Numerical Simulation of Coalescence Growth of Charged Droplet Population Based on PIC Method

Accelerating the collision and coalescence process between cloud droplets is essential in promoting the catalytic rainfall, which has the potential to solve the shortage of water resources. The charged droplet seeding rainfall can accelerate droplet collision and coalescence due to the attraction of electricity. Meanwhile, the charged droplet seeding rainfall has a more complex collision and coalescence behavior than traditional rainfall using catalysts. In this article, 2-D particle-in-cell (PIC) simulation is used to study the effect of droplet population (10 000 droplets) charging characteristics (including charge amount, charged ratio, and different charge polarities) and external electric field on the growth law of droplet population coalescence.

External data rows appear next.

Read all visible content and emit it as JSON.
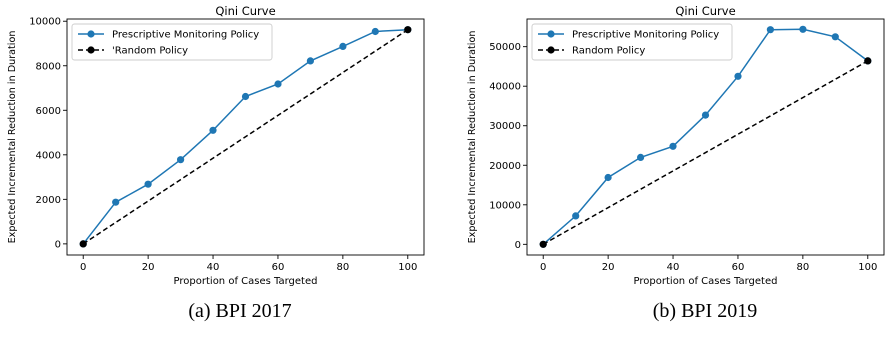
{
  "figures": [
    {
      "caption": "(a) BPI 2017"
    },
    {
      "caption": "(b) BPI 2019"
    }
  ],
  "chart_data": [
    {
      "type": "line",
      "title": "Qini Curve",
      "xlabel": "Proportion of Cases Targeted",
      "ylabel": "Expected Incremental Reduction in Duration",
      "xlim": [
        -5,
        105
      ],
      "ylim": [
        -500,
        10100
      ],
      "xticks": [
        0,
        20,
        40,
        60,
        80,
        100
      ],
      "yticks": [
        0,
        2000,
        4000,
        6000,
        8000,
        10000
      ],
      "grid": false,
      "legend_position": "upper left",
      "series": [
        {
          "name": "Prescriptive Monitoring Policy",
          "color": "#1f77b4",
          "style": "solid",
          "marker": "circle",
          "x": [
            0,
            10,
            20,
            30,
            40,
            50,
            60,
            70,
            80,
            90,
            100
          ],
          "y": [
            0,
            1870,
            2680,
            3780,
            5100,
            6620,
            7180,
            8220,
            8870,
            9540,
            9620
          ]
        },
        {
          "name": "'Random Policy",
          "color": "#000000",
          "style": "dashed",
          "marker": "circle",
          "x": [
            0,
            100
          ],
          "y": [
            0,
            9620
          ]
        }
      ]
    },
    {
      "type": "line",
      "title": "Qini Curve",
      "xlabel": "Proportion of Cases Targeted",
      "ylabel": "Expected Incremental Reduction in Duration",
      "xlim": [
        -5,
        105
      ],
      "ylim": [
        -2700,
        57000
      ],
      "xticks": [
        0,
        20,
        40,
        60,
        80,
        100
      ],
      "yticks": [
        0,
        10000,
        20000,
        30000,
        40000,
        50000
      ],
      "grid": false,
      "legend_position": "upper left",
      "series": [
        {
          "name": "Prescriptive Monitoring Policy",
          "color": "#1f77b4",
          "style": "solid",
          "marker": "circle",
          "x": [
            0,
            10,
            20,
            30,
            40,
            50,
            60,
            70,
            80,
            90,
            100
          ],
          "y": [
            0,
            7200,
            16900,
            22000,
            24800,
            32700,
            42500,
            54300,
            54400,
            52500,
            46400
          ]
        },
        {
          "name": "Random Policy",
          "color": "#000000",
          "style": "dashed",
          "marker": "circle",
          "x": [
            0,
            100
          ],
          "y": [
            0,
            46400
          ]
        }
      ]
    }
  ]
}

The results show that at 120 s, the effective diameters of droplet populations with charging 0%, 5%, and 10% ${q} _{\max }$ increased by 10.2%, 191.1%, and 476.8% compared with the initial value at 0 s, respectively. A suitable proportion of bipolar droplet populations, such as 75% negatively charged droplets and 25% positively charged droplets, has a better effect on promoting droplet coalescence in the early stages compared with the unipolar droplet population with 100% negatively charged droplets. The proportion of large droplets (diameter $\ge 25~\mu $ m) increases with the charge amount, charged ratios, and external electric field strength. The research results of PIC-simulated droplet coalescence provide theoretical guidance for understanding the temporal evolution of droplet size in droplet population collision and the efficient promotion of large droplets to some extent.